Lecture 07
exercise 1
[CLRS-3 11.1-1] Suppose that a dynamic set S is represented by a direct-address table T of length m. Describe a procedure that finds the maximum element of S . What is the worst-case performance of your procedure?
To find the highest element of S you would look at it from behind till you find an element.

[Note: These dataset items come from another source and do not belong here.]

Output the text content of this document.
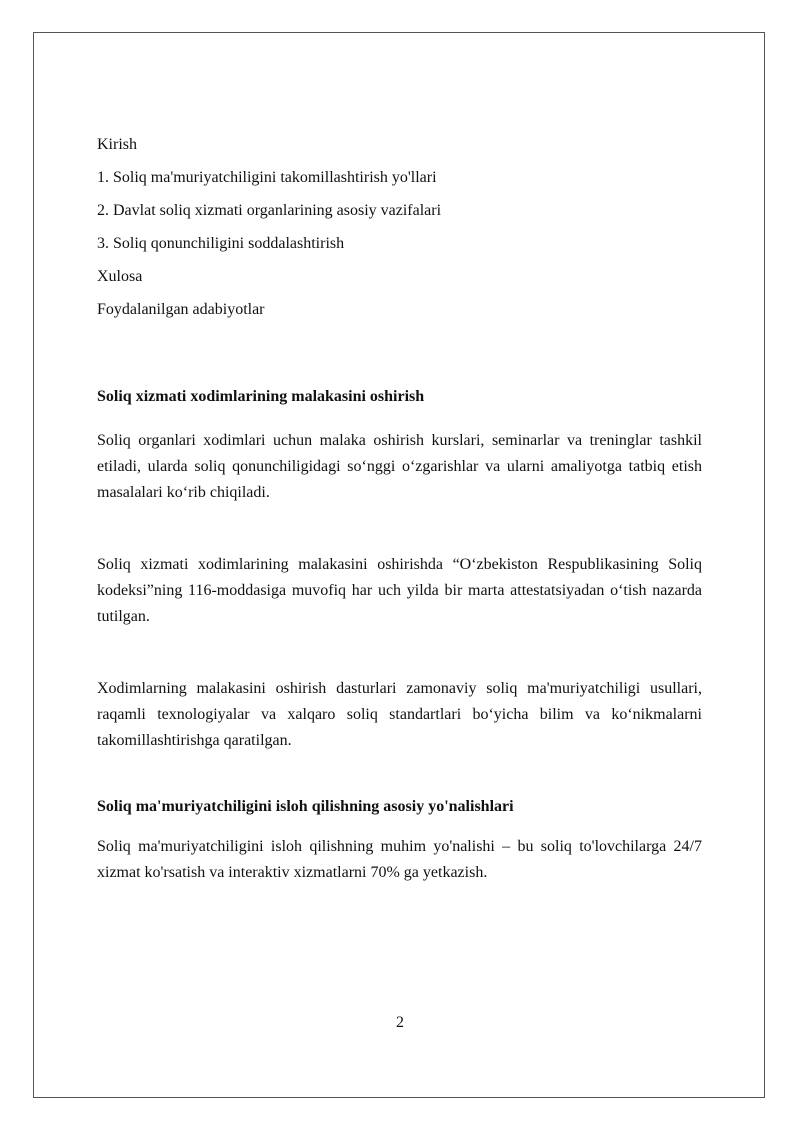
Kirish
1. Soliq ma'muriyatchiligini takomillashtirish yo'llari
2. Davlat soliq xizmati organlarining asosiy vazifalari
3. Soliq qonunchiligini soddalashtirish
Xulosa
Foydalanilgan adabiyotlar
Soliq xizmati xodimlarining malakasini oshirish

Soliq organlari xodimlari uchun malaka oshirish kurslari, seminarlar va treninglar tashkil etiladi, ularda soliq qonunchiligidagi so‘nggi o‘zgarishlar va ularni amaliyotga tatbiq etish masalalari ko‘rib chiqiladi.

Soliq xizmati xodimlarining malakasini oshirishda “O‘zbekiston Respublikasining Soliq kodeksi”ning 116-moddasiga muvofiq har uch yilda bir marta attestatsiyadan o‘tish nazarda tutilgan.

Xodimlarning malakasini oshirish dasturlari zamonaviy soliq ma'muriyatchiligi usullari, raqamli texnologiyalar va xalqaro soliq standartlari bo‘yicha bilim va ko‘nikmalarni takomillashtirishga qaratilgan.

Soliq ma'muriyatchiligini isloh qilishning asosiy yo'nalishlari

Soliq ma'muriyatchiligini isloh qilishning muhim yo'nalishi – bu soliq to'lovchilarga 24/7 xizmat ko'rsatish va interaktiv xizmatlarni 70% ga yetkazish.

2
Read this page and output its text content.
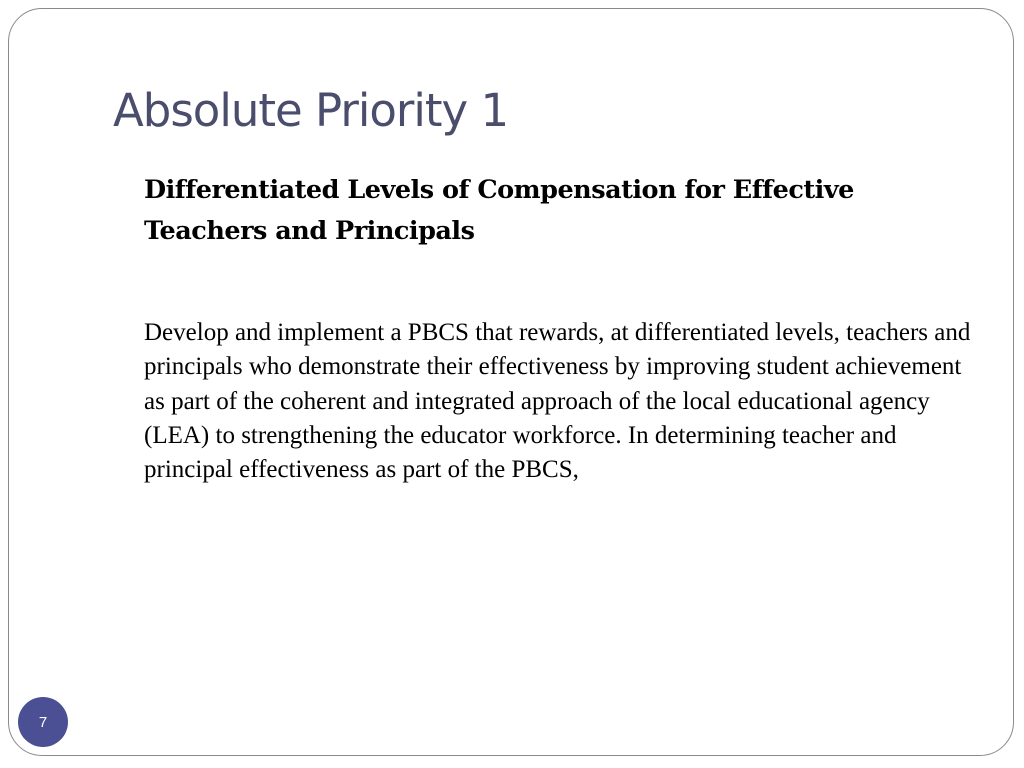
Absolute Priority 1

Differentiated Levels of Compensation for Effective Teachers and Principals

Develop and implement a PBCS that rewards, at differentiated levels, teachers and principals who demonstrate their effectiveness by improving student achievement as part of the coherent and integrated approach of the local educational agency (LEA) to strengthening the educator workforce. In determining teacher and principal effectiveness as part of the PBCS,

7
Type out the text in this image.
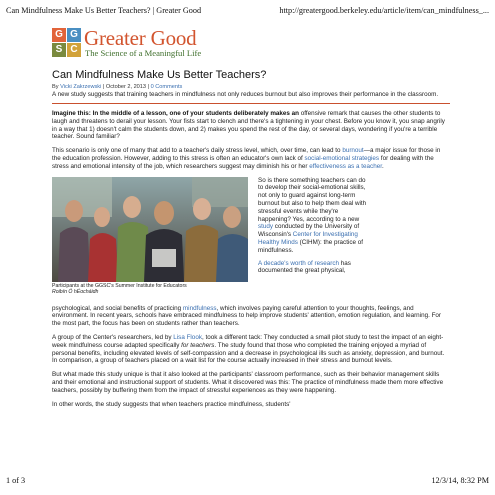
Can Mindfulness Make Us Better Teachers? | Greater Good	http://greatergood.berkeley.edu/article/item/can_mindfulness_...
G G
S C Greater Good
The Science of a Meaningful Life
Can Mindfulness Make Us Better Teachers?
By Vicki Zakrzewski | October 2, 2013 | 0 Comments
A new study suggests that training teachers in mindfulness not only reduces burnout but also improves their performance in the classroom.

Imagine this: In the middle of a lesson, one of your students deliberately makes an offensive remark that causes the other students to laugh and threatens to derail your lesson. Your fists start to clench and there's a tightening in your chest. Before you know it, you snap angrily in a way that 1) doesn't calm the students down, and 2) makes you spend the rest of the day, or several days, wondering if you're a terrible teacher. Sound familiar?

This scenario is only one of many that add to a teacher's daily stress level, which, over time, can lead to burnout—a major issue for those in the education profession. However, adding to this stress is often an educator's own lack of social-emotional strategies for dealing with the stress and emotional intensity of the job, which researchers suggest may diminish his or her effectiveness as a teacher.

Participants at the GGSC's Summer Institute for Educators
Roibín Ó hÉocháidh
So is there something teachers can do to develop their social-emotional skills, not only to guard against long-term burnout but also to help them deal with stressful events while they're happening? Yes, according to a new study conducted by the University of Wisconsin's Center for Investigating Healthy Minds (CIHM): the practice of mindfulness.
A decade's worth of research has documented the great physical,

psychological, and social benefits of practicing mindfulness, which involves paying careful attention to your thoughts, feelings, and environment. In recent years, schools have embraced mindfulness to help improve students' attention, emotion regulation, and learning. For the most part, the focus has been on students rather than teachers.

A group of the Center's researchers, led by Lisa Flook, took a different tack: They conducted a small pilot study to test the impact of an eight-week mindfulness course adapted specifically for teachers. The study found that those who completed the training enjoyed a myriad of personal benefits, including elevated levels of self-compassion and a decrease in psychological ills such as anxiety, depression, and burnout. In comparison, a group of teachers placed on a wait list for the course actually increased in their stress and burnout levels.

But what made this study unique is that it also looked at the participants' classroom performance, such as their behavior management skills and their emotional and instructional support of students. What it discovered was this: The practice of mindfulness made them more effective teachers, possibly by buffering them from the impact of stressful experiences as they were happening.

In other words, the study suggests that when teachers practice mindfulness, students'

1 of 3	12/3/14, 8:32 PM
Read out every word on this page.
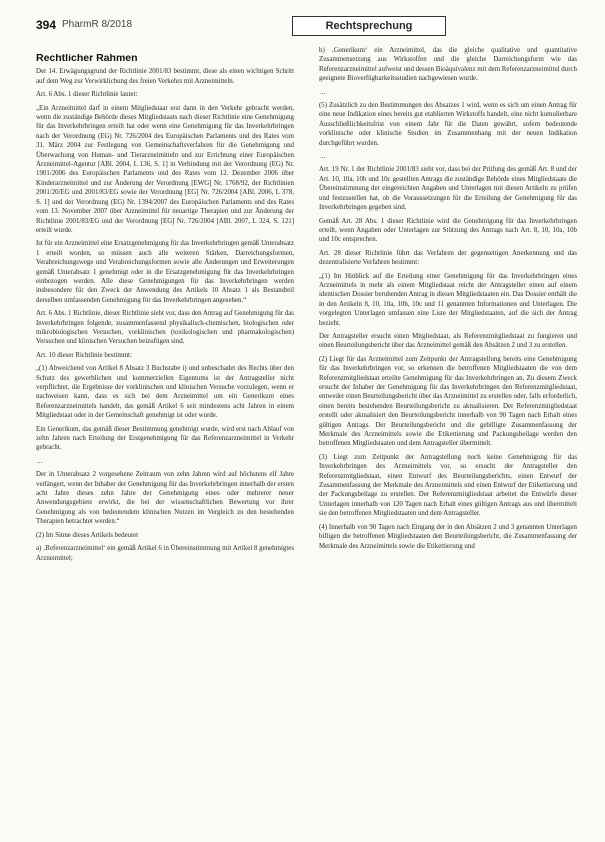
394 PharmR 8/2018	Rechtsprechung
Rechtlicher Rahmen

Der 14. Erwägungsgrund der Richtlinie 2001/83 bestimmt, diese als einen wichtigen Schritt auf dem Weg zur Verwirklichung des freien Verkehrs mit Arzneimitteln.

Art. 6 Abs. 1 dieser Richtlinie lautet:

„Ein Arzneimittel darf in einem Mitgliedstaat erst dann in den Verkehr gebracht werden, wenn die zuständige Behörde dieses Mitgliedstaats nach dieser Richtlinie eine Genehmigung für das Inverkehrbringen erteilt hat oder wenn eine Genehmigung für das Inverkehrbringen nach der Verordnung (EG) Nr. 726/2004 des Europäischen Parlaments und des Rates vom 31. März 2004 zur Festlegung von Gemeinschaftsverfahren für die Genehmigung und Überwachung von Human- und Tierarzneimitteln und zur Errichtung einer Europäischen Arzneimittel-Agentur [ABl. 2004, L 136, S. 1] in Verbindung mit der Verordnung (EG) Nr. 1901/2006 des Europäischen Parlaments und des Rates vom 12. Dezember 2006 über Kinderarzneimittel und zur Änderung der Verordnung [EWG] Nr. 1768/92, der Richtlinien 2001/20/EG und 2001/83/EG sowie der Verordnung [EG] Nr. 726/2004 [ABl. 2006, L 378, S. 1] und der Verordnung (EG) Nr. 1394/2007 des Europäischen Parlaments und des Rates vom 13. November 2007 über Arzneimittel für neuartige Therapien und zur Änderung der Richtlinie 2001/83/EG und der Verordnung [EG] Nr. 726/2004 [ABl. 2007, L 324, S. 121] erteilt wurde.

Ist für ein Arzneimittel eine Ersatzgenehmigung für das Inverkehrbringen gemäß Unterabsatz 1 erteilt worden, so müssen auch alle weiteren Stärken, Darreichungsformen, Verabreichungswege und Verabreichungsformen sowie alle Änderungen und Erweiterungen gemäß Unterabsatz 1 genehmigt oder in die Ersatzgenehmigung für das Inverkehrbringen einbezogen werden. Alle diese Genehmigungen für das Inverkehrbringen werden insbesondere für den Zweck der Anwendung des Artikels 10 Absatz 1 als Bestandteil derselben umfassenden Genehmigung für das Inverkehrbringen angesehen.“

Art. 6 Abs. 1 Richtlinie, dieser Richtlinie sieht vor, dass den Antrag auf Genehmigung für das Inverkehrbringen folgende, zusammenfassend physikalisch-chemischen, biologischen oder mikrobiologischen Versuchen, vorklinischen (toxikologischen und pharmakologischen) Versuchen und klinischen Versuchen beizufügen sind.

Art. 10 dieser Richtlinie bestimmt:

„(1) Abweichend von Artikel 8 Absatz 3 Buchstabe i) und unbeschadet des Rechts über den Schutz des gewerblichen und kommerziellen Eigentums ist der Antragsteller nicht verpflichtet, die Ergebnisse der vorklinischen und klinischen Versuche vorzulegen, wenn er nachweisen kann, dass es sich bei dem Arzneimittel um ein Generikum eines Referenzarzneimittels handelt, das gemäß Artikel 6 seit mindestens acht Jahren in einem Mitgliedstaat oder in der Gemeinschaft genehmigt ist oder wurde.

Ein Generikum, das gemäß dieser Bestimmung genehmigt wurde, wird erst nach Ablauf von zehn Jahren nach Erteilung der Erstgenehmigung für das Referenzarzneimittel in Verkehr gebracht.

…

Der in Unterabsatz 2 vorgesehene Zeitraum von zehn Jahren wird auf höchstens elf Jahre verlängert, wenn der Inhaber der Genehmigung für das Inverkehrbringen innerhalb der ersten acht Jahre dieses zehn Jahre der Genehmigung eines oder mehrerer neuer Anwendungsgebiete erwirkt, die bei der wissenschaftlichen Bewertung vor ihrer Genehmigung als von bedeutendem klinischen Nutzen im Vergleich zu den bestehenden Therapien betrachtet werden.“

(2) Im Sinne dieses Artikels bedeutet

a) ‚Referenzarzneimittel‘ ein gemäß Artikel 6 in Übereinstimmung mit Artikel 8 genehmigtes Arzneimittel;

b) ‚Generikum‘ ein Arzneimittel, das die gleiche qualitative und quantitative Zusammensetzung aus Wirkstoffen und die gleiche Darreichungsform wie das Referenzarzneimittel aufweist und dessen Bioäquivalenz mit dem Referenzarzneimittel durch geeignete Bioverfügbarkeitsstudien nachgewiesen wurde.

…

(5) Zusätzlich zu den Bestimmungen des Absatzes 1 wird, wenn es sich um einen Antrag für eine neue Indikation eines bereits gut etablierten Wirkstoffs handelt, eine nicht kumulierbare Ausschließlichkeitsfrist von einem Jahr für die Daten gewährt, sofern bedeutende vorklinische oder klinische Studien im Zusammenhang mit der neuen Indikation durchgeführt wurden.

…

Art. 19 Nr. 1 der Richtlinie 2001/83 sieht vor, dass bei der Prüfung des gemäß Art. 8 und der Art. 10, 10a, 10b und 10c gestellten Antrags die zuständige Behörde eines Mitgliedstaats die Übereinstimmung der eingereichten Angaben und Unterlagen mit diesen Artikeln zu prüfen und festzustellen hat, ob die Voraussetzungen für die Erteilung der Genehmigung für das Inverkehrbringen gegeben sind.

Gemäß Art. 28 Abs. 1 dieser Richtlinie wird die Genehmigung für das Inverkehrbringen erteilt, wenn Angaben oder Unterlagen zur Stützung des Antrags nach Art. 8, 10, 10a, 10b und 10c entsprechen.

Art. 28 dieser Richtlinie führt das Verfahren der gegenseitigen Anerkennung und das dezentralisierte Verfahren bestimmt:

„(1) Im Hinblick auf die Erteilung einer Genehmigung für das Inverkehrbringen eines Arzneimittels in mehr als einem Mitgliedstaat reicht der Antragsteller einen auf einem identischen Dossier beruhenden Antrag in diesen Mitgliedstaaten ein. Das Dossier enthält die in den Artikeln 8, 10, 10a, 10b, 10c und 11 genannten Informationen und Unterlagen. Die vorgelegten Unterlagen umfassen eine Liste der Mitgliedstaaten, auf die sich der Antrag bezieht.

Der Antragsteller ersucht einen Mitgliedstaat, als Referenzmitgliedstaat zu fungieren und einen Beurteilungsbericht über das Arzneimittel gemäß den Absätzen 2 und 3 zu erstellen.

(2) Liegt für das Arzneimittel zum Zeitpunkt der Antragstellung bereits eine Genehmigung für das Inverkehrbringen vor, so erkennen die betroffenen Mitgliedstaaten die von dem Referenzmitgliedstaat erteilte Genehmigung für das Inverkehrbringen an. Zu diesem Zweck ersucht der Inhaber der Genehmigung für das Inverkehrbringen den Referenzmitgliedstaat, entweder einen Beurteilungsbericht über das Arzneimittel zu erstellen oder, falls erforderlich, einen bereits bestehenden Beurteilungsbericht zu aktualisieren. Der Referenzmitgliedstaat erstellt oder aktualisiert den Beurteilungsbericht innerhalb von 90 Tagen nach Erhalt eines gültigen Antrags. Der Beurteilungsbericht und die gebilligte Zusammenfassung der Merkmale des Arzneimittels sowie die Etikettierung und Packungsbeilage werden den betroffenen Mitgliedstaaten und dem Antragsteller übermittelt.

(3) Liegt zum Zeitpunkt der Antragstellung noch keine Genehmigung für das Inverkehrbringen des Arzneimittels vor, so ersucht der Antragsteller den Referenzmitgliedstaat, einen Entwurf des Beurteilungsberichts, einen Entwurf der Zusammenfassung der Merkmale des Arzneimittels und einen Entwurf der Etikettierung und der Packungsbeilage zu erstellen. Der Referenzmitgliedstaat arbeitet die Entwürfe dieser Unterlagen innerhalb von 120 Tagen nach Erhalt eines gültigen Antrags aus und übermittelt sie den betroffenen Mitgliedstaaten und dem Antragsteller.

(4) Innerhalb von 90 Tagen nach Eingang der in den Absätzen 2 und 3 genannten Unterlagen billigen die betroffenen Mitgliedstaaten den Beurteilungsbericht, die Zusammenfassung der Merkmale des Arzneimittels sowie die Etikettierung und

worse case O(m) as you would need to check every cell.
exericise 2
[CLRS-3 11.2-2] Demonstrate what happens when one inserts the keys 5; 28; 19; 15; 20; 33; 12; 17; 10 into a hash table with collisions resolved by chaining. Let the table have 9 slots, and let the hash function be h(k) = k mod 9.
graph LR
n0["[0] null"]
n1("[1] --> 10") --> n1_2(19) --> n1_1(28)
n2("[2] --> 20")
n3("[3] --> 12")
n4["[4] null"]
n5("[5] --> 5")
n6("[6] --> 33") --> n6_1(15)
n7("[7] null")
n8["[8] --> 17"]
table[Hash Table] --> n0
table --> n1
table --> n2
table --> n3
table --> n4
table --> n5
table --> n6
table --> n7
table --> n8
exercise 3
[CLRS-3 11.4-1] Consider inserting the keys 10; 22; 31; 4; 15; 28; 17; 88; 59 into a hash table of length m = 11 using open addressing with the auxiliary function h ′(k) = k. Illustrate the result of inserting these keys using linear probing, using quadratic probing with c1 = 1 and c2 = 3, and using double hashing with h1(k) = k and h2(k) = 1 + (k mod (m − 1)).
exercise 4
[CLRS-3 11.4-3] Consider an open-address hash table with uniform hashing. Give upper bounds on the expected number of probes in an unsuccessful search and on the expected number of probes in a successful search when the load factor is 3/4 and when it is 7/8.
Teachers
By Theorem 11.6 in CLRS, the expected number of probes in an unsuccessful search is bounded by 1/(1 − α). Thus, for α = 3/4 we have 1/(1 − α) = 4, and for α = 7/8 we have 1/(1 − α) = 8. By Theorem 11.8 in CLRS, the expected number of probes in a successful search is bounded by(1/α) ln(1/1 − α). Hence, for α = 3/4 we have (1/α) ln(1/1 − α) = (4/3) ln 4 ∼= 1.85, and for α = 7/8 we have (1/α) ln(1/1 − α) = (8/7) ln 8 ∼= 2.38.